There's a lot of interesting social software that could be built with even partial data, but the cost of the commercial sets is so high that it discourages casual hacking.
Information: "I want to be anthropomorphized"
First of all, Tor and Garth, this is the coolest project I've seen in a while -- makes me want to build one myself.
I see that the Verizon card is CDMA. Can you build a StompBox that uses GSM networks? I'm assuming you have to find the right PCMCIA card and just swap out your Verizon card and recompile your kernel. If it could be moved from 1xRTT to GSM, it could be portable to just about any GSM network worldwide! Imagine taking the box around Europe and still have internet access to email home!
Linux at home
He could make some money off of this if he wanted. Silk screen a logo on his car, and set up a paypal based payment system, and he could rent the thing out to functions. Forget the car, put it all in one box, plug it into the wall at your outdoor wedding, and voila, Uncle Mirv can be there by webcam! Either that, or he could be nice, and get rid of the WEP, and drive around giving free (although brief) highspeed internet access to the masses.
Does anybody have more information on how to do this? I'm not interested in a live tracker as much as I am interested in being able to download from my garmin and then overlay on google maps. GPS drive sorta works by using gpsbabel, but the maps that GPS drive downloads have a bad lack of detail.
The next step will be to get it running in the flying car and adding altitude data to a 3D google map.

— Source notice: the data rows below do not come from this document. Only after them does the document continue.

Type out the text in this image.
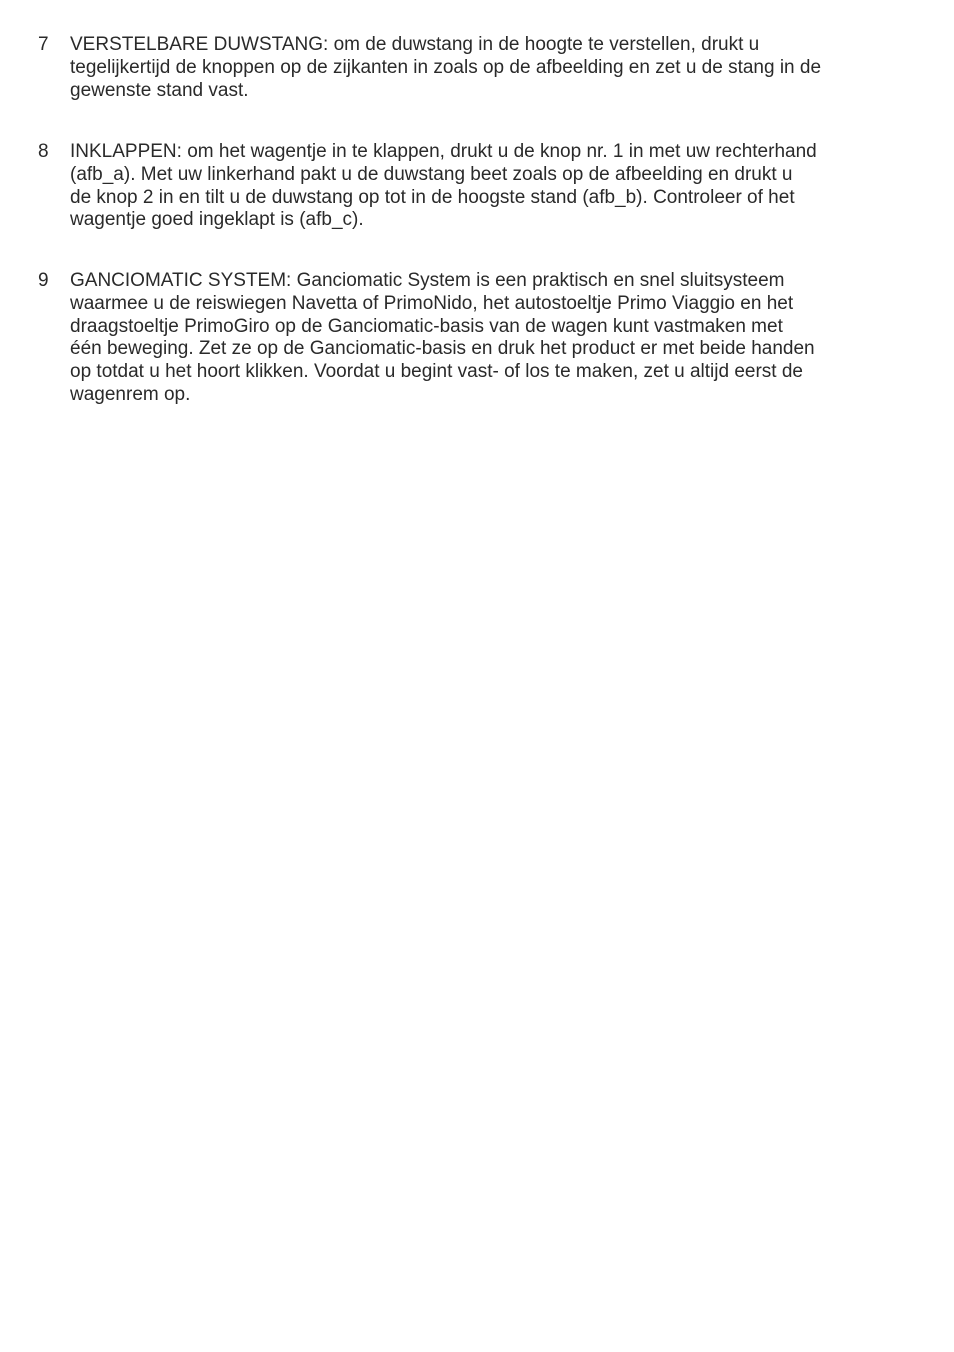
7	VERSTELBARE DUWSTANG: om de duwstang in de hoogte te verstellen, drukt u
tegelijkertijd de knoppen op de zijkanten in zoals op de afbeelding en zet u de stang in de
gewenste stand vast.
8	INKLAPPEN: om het wagentje in te klappen, drukt u de knop nr. 1 in met uw rechterhand
(afb_a). Met uw linkerhand pakt u de duwstang beet zoals op de afbeelding en drukt u
de knop 2 in en tilt u de duwstang op tot in de hoogste stand (afb_b). Controleer of het
wagentje goed ingeklapt is (afb_c).
9	GANCIOMATIC SYSTEM: Ganciomatic System is een praktisch en snel sluitsysteem
waarmee u de reiswiegen Navetta of PrimoNido, het autostoeltje Primo Viaggio en het
draagstoeltje PrimoGiro op de Ganciomatic-basis van de wagen kunt vastmaken met
één beweging. Zet ze op de Ganciomatic-basis en druk het product er met beide handen
op totdat u het hoort klikken. Voordat u begint vast- of los te maken, zet u altijd eerst de
wagenrem op.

Like the beaver, it's just Dam one thing after another
Maybe not.
sup
Now I have to deal with idots posting to /. while driving!?!

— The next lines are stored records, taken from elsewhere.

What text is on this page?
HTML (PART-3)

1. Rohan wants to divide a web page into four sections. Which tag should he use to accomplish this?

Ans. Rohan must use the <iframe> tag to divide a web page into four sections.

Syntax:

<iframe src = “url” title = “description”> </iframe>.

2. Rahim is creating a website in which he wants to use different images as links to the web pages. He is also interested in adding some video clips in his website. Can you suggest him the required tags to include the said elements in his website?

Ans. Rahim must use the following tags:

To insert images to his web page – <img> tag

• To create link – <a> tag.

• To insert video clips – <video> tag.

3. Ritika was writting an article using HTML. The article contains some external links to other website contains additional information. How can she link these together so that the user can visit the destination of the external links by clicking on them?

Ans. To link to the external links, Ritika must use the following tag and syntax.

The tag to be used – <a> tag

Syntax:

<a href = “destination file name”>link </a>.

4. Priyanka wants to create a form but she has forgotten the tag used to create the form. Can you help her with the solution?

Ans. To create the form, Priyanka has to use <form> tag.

You wanna try the same thing BUT with Collaborative Wireless Daisy Chaining? OVER DUAL EVDO? let me know... i can let you use one of our new release Dual EVDO HSDPA routers wirelessinternetcoverage.com no all i need is someone to bond the two channels for me at an isp...
if you want to use both... for 4000kbps... then just use a evdo and hsdpa coupled dual 3g router gateway to wifi... http://wirelessinternetcoverage.com and if anyone wants to bond this together at an isp... lemme know.. i'll let you borrow one.
actually, the point is that this evdo hsdpa system MAKES YOU a moving hotspot... no need for a starbucks... frappachinos are obsolete! :o)
theres more about it at http://wirelessinternetcoverage.com
Wow! That is very cool! Looks like you have copied the Junxion Box almost exactly. $200 for the Soekris board and box sure beats $699 for the same box that the boys in Seattle painted green. I like the fact that I can customize the software and the WiFi section on the Soekris unit. I am going to place an order for the Soekris box ASAP and build one or two myself.